Over the course of a few weeks, with the teacher’s support, students used their problem-solving skills and science knowledge and researched ideas to figure out how to build the windmill. The process of constructing the windmill reinforced students’ academic knowledge and challenged students’ perseverance as there were many trials and revisions of the project. The windmill project is part of our project-based learning pedagogy of educating the whole student as it teaches academic knowledge and, importantly, also fosters the development of the necessary skills needed for students’ success.
The Windmill Project is an Interdisciplinary Project
The project-based learning pedagogy at the French American Academy allows students to build connections and understand concepts and skills across different disciplines. The windmill project incorporates topics from the humanities and science classes. In the humanities class, students read “The Boy Who Harnessed the Wind,” by William Kamkwamba, a book based on a true story about a young boy who, with determination and resilience, builds a windmill out of scrap yard parts to produce electricity for his family’s home. Students applied science lessons on energy and built many prototypes before successfully creating a working windmill. Similarly to William, throughout building the windmill, our students learned the important skill of resilience and perseverance.

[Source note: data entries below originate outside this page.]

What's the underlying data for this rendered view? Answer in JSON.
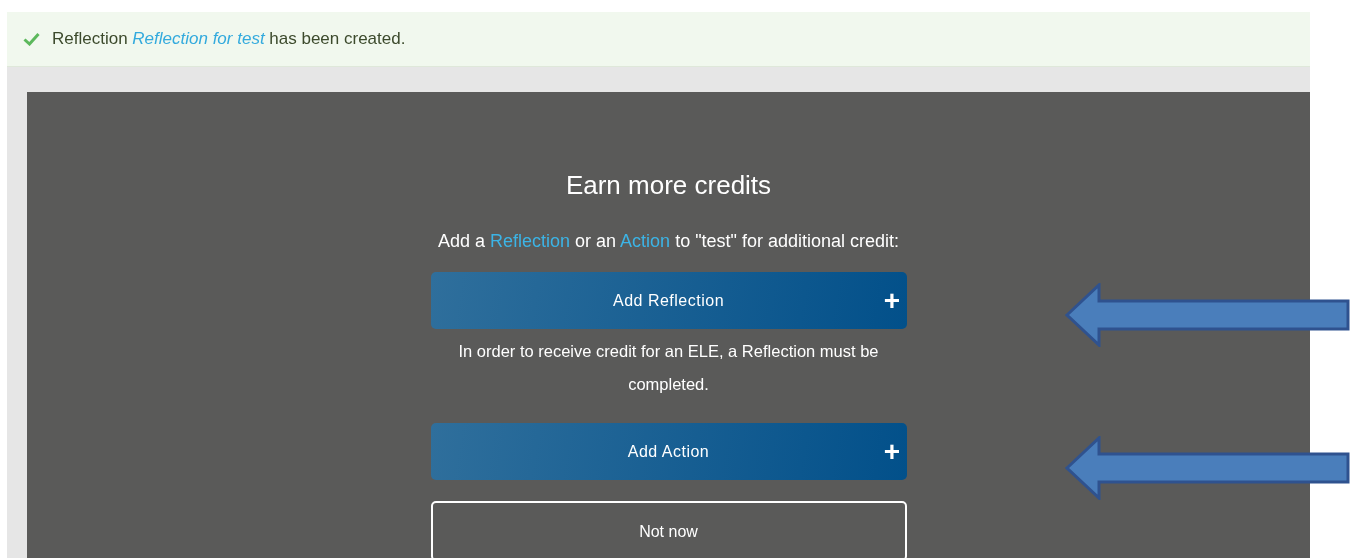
{
  "notice": {
    "prefix": "Reflection",
    "link": "Reflection for test",
    "suffix": "has been created."
  },
  "panel": {
    "title": "Earn more credits",
    "intro": [
      {
        "kind": "text",
        "text": "Add a "
      },
      {
        "kind": "link",
        "text": "Reflection"
      },
      {
        "kind": "text",
        "text": " or an "
      },
      {
        "kind": "link",
        "text": "Action"
      },
      {
        "kind": "text",
        "text": " to \"test\" for additional credit:"
      }
    ],
    "actions": [
      {
        "kind": "primary",
        "label": "Add Reflection",
        "icon": "+"
      },
      {
        "kind": "note",
        "text": "In order to receive credit for an ELE, a Reflection must be completed."
      },
      {
        "kind": "primary",
        "label": "Add Action",
        "icon": "+"
      },
      {
        "kind": "secondary",
        "label": "Not now"
      }
    ]
  }
}
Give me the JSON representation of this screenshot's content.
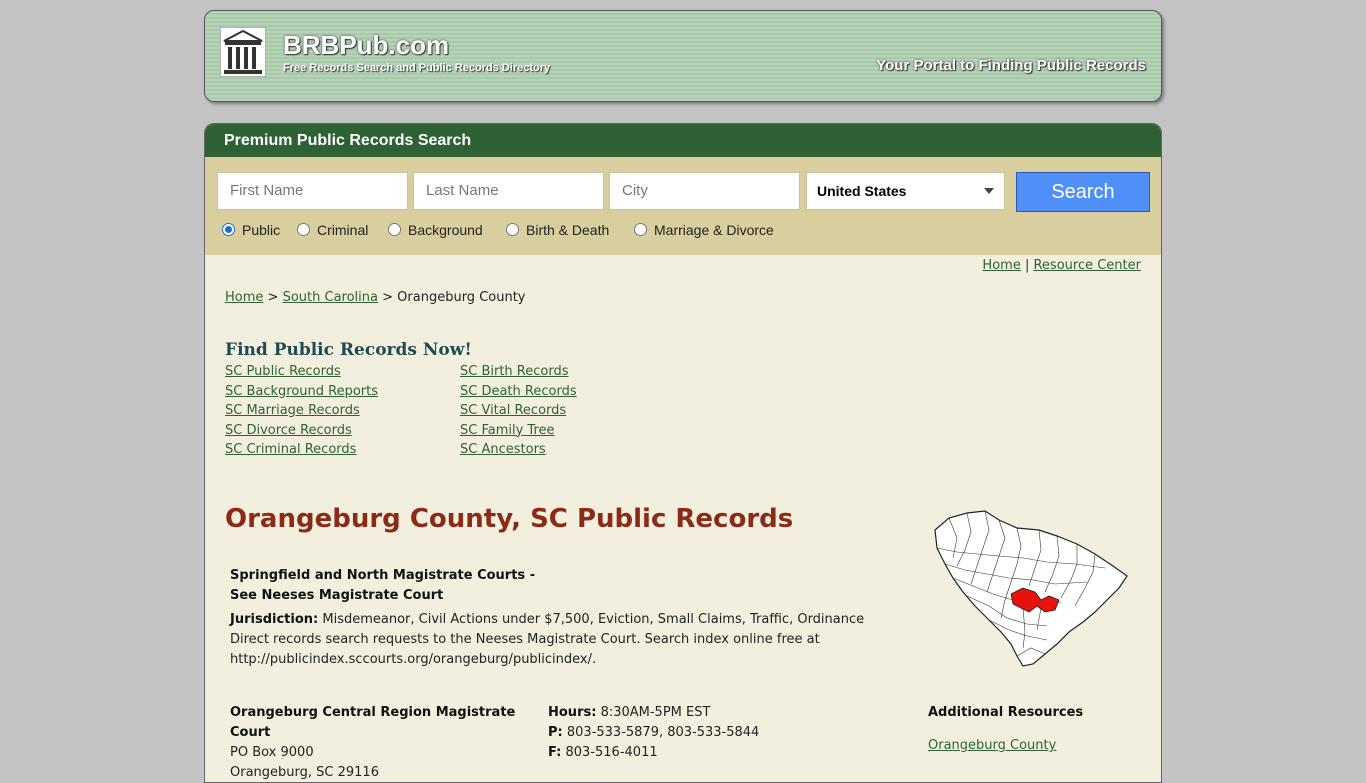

The Process of Constructing the Windmill
The middle school students were challenged to use their knowledge and class lessons and to work together as a team to build a windmill model with minimal direct instruction on how to construct it from the teacher. In the science class, the students received science lessons on forces and energy. To produce a working windmill model, students applied their knowledge to collaborate on ideas, conducted independent energy research, and created teams. The teams worked on various parts of the windmill model, such as the blade, generator, and base. Students also adjusted their teams based on student strengths to make them more efficient. Students created multiple non-working models of windmills, but with the support and feedback from the teachers and numerous revisions, our students successfully constructed a windmill model that produced 22 volts of electricity.
Student Outcomes of Project-based Learning
The process of building the windmill has taught students to understand on a deeper level the issues and sacrifices disadvantaged communities must endure and persevere, as demonstrated in “The Boy Who Harnessed the Wind” book. Students also deepened and reinforced their knowledge of scientific principles and further practiced and developed their collaboration, communication, resilience, and problem-solving skills. As one of the competitive middle schools in Jersey City, we use project-based learning in the classroom as it is an effective way to cultivate students’ “need to know” and provide them with an active role in their education.